Elon Musk yet again sold Tesla stocks.
An accumulated amount of $1.5 billion worth of Tesla stocks has been sold to the public.
Furthermore, Tesla wants to gather videos of Tesla's Beta crash.
Elon Musk's Tesla Stocks
Elon Musk, the world's richest person, sold $1.05 billion worth of Tesla stock, bringing him halfway to meeting his Twitter poll-backed vow to sell 10% of his interest in the electric vehicle firm.
According to regulatory documents, Musk sold roughly 934,000 shares for slightly over $1.05 billion.
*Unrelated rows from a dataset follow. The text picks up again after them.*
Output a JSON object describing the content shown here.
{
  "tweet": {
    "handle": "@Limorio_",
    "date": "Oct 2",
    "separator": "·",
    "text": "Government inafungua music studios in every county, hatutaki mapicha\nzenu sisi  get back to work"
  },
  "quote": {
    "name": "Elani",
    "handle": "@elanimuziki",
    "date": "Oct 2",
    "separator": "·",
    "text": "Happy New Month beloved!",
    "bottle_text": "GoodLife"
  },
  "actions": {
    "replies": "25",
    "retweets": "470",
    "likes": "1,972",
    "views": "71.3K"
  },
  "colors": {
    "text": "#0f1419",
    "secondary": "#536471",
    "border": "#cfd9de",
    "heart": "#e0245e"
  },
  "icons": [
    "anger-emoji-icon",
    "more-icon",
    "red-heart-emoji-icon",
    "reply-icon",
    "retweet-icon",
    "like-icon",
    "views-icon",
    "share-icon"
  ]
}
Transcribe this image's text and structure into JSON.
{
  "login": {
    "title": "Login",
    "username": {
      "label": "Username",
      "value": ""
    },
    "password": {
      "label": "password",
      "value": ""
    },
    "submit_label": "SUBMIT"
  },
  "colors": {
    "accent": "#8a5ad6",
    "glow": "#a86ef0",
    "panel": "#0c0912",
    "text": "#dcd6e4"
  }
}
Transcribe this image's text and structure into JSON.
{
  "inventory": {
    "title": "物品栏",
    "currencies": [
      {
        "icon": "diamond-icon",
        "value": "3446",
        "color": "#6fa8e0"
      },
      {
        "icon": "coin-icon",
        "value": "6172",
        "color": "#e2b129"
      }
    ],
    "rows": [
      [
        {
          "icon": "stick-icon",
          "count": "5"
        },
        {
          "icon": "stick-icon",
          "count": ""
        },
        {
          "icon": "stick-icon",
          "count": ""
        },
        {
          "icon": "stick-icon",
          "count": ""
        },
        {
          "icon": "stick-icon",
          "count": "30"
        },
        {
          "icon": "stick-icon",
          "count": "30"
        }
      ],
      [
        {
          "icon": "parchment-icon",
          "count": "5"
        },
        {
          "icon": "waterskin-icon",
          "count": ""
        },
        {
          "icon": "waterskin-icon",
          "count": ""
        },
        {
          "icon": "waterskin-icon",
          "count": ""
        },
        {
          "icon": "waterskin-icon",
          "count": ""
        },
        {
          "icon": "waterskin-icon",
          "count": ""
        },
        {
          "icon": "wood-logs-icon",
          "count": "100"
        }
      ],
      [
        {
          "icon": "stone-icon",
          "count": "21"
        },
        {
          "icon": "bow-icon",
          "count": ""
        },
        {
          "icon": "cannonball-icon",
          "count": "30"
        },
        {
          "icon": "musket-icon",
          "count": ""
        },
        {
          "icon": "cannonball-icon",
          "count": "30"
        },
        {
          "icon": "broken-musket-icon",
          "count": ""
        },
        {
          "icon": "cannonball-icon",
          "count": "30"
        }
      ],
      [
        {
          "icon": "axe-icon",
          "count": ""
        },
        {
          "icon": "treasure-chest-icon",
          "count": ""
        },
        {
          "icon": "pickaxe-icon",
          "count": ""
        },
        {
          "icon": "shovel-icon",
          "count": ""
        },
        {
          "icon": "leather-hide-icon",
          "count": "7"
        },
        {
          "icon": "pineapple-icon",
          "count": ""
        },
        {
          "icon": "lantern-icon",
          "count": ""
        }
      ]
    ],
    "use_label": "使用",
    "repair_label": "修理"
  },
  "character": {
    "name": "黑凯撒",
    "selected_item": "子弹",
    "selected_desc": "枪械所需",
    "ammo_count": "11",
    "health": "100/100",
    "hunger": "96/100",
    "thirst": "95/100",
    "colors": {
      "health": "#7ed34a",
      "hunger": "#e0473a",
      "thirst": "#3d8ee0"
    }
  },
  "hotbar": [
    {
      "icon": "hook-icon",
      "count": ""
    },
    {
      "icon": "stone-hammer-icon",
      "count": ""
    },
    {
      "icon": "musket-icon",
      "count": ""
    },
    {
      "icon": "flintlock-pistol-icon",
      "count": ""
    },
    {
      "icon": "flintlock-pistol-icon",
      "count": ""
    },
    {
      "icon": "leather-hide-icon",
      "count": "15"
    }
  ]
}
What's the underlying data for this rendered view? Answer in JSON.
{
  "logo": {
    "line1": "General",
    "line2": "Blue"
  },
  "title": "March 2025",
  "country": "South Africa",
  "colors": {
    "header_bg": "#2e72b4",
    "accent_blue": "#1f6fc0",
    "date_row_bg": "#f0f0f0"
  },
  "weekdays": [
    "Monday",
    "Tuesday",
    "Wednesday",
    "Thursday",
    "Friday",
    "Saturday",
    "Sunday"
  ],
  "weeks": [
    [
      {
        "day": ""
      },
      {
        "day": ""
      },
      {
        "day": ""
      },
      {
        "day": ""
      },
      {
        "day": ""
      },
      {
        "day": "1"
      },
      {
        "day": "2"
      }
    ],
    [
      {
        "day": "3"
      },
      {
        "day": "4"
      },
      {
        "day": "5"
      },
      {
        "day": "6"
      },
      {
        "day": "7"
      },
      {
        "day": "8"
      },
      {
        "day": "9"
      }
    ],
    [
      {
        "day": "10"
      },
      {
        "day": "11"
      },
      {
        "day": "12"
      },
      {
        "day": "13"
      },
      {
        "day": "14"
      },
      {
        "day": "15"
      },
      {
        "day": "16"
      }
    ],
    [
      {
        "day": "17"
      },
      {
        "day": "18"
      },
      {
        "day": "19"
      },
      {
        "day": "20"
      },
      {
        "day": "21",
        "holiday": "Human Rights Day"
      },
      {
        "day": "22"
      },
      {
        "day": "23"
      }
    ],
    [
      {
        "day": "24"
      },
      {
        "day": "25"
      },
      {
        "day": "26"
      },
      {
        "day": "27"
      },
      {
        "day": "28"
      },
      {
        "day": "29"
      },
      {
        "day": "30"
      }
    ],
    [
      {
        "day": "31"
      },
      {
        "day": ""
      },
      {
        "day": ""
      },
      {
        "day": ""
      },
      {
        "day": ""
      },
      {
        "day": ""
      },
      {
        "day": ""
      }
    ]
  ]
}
As stated in the documents, the sale will satisfy taxes since Musk exercised options to buy 2.15 million shares.
Tesla Stocks Sold
Since inviting Twitter fans to vote on whether he should sell 10% of his investment in Tesla, the billionaire has sold roughly $10 billion worth of stock some 9.2 million shares this month.
The Tesla CEO will need to sell a total of about 17 million shares to meet the 10% criterion, according to Forbes, with his current transaction moving him above the halfway point.
Although Musk's tweets have been known to impact markets, something for which he has been chastised by regulators, he has pledged to let Twitter decide the fate of some of his Tesla stocks.
Users of the social networking platform voted overwhelmingly for the billionaire to sell 10% of his ownership, and Musk has been selling chunks of stock ever since.
Prior to the selling spree, Musk has only sold a small amount of Tesla stocks before for $24 million in 2010 and $593 million in 2016.
Musk became the first individual to be worth more than $300 billion in October, albeit his fortune has since fallen short of this mark.
In another news, in the event of a crash, Tesla needs Full Self-Driving testers to allow video collecting.
According to a report by Engadget, Tesla's latest FSD release asks drivers to consent to allow it to collect video from a car's exterior and interior cameras in the event of an accident or "serious safety risk."
This will be the first time Tesla will link footage to a specific vehicle and driver.
The EV giant has already used video data collected as part of FSD to train and improve its AI self-driving systems.
Now, the company will be able to associate footage with specific automobiles under the terms of the new agreement.
The agreement states via Electrek, "By enabling FSD Beta, I consent to Tesla's collection of VIN-associated image data from the vehicle's external cameras and Cabin Camera in the occurrence of a serious safety risk or a safety event like a collision."
The phrasing could signal that Tesla wants to make sure it has proof in case its FSD system is blamed for an accident. It may also be used to discover and resolve major problems more quickly.
Full Self Driving 10.3
The Tesla FSD 10.3 was distributed to a wider audience than prior betas.
However, it was shortly withdrawn due to flaws such as unjustified Forward Collision Warnings, unexpected autobraking, and other concerns.
Furthermore, Tesla is making the new beta available to even more people with Driver Safety Ratings of 98 and up. Previously, beta access was only available to those with pristine 100 scores.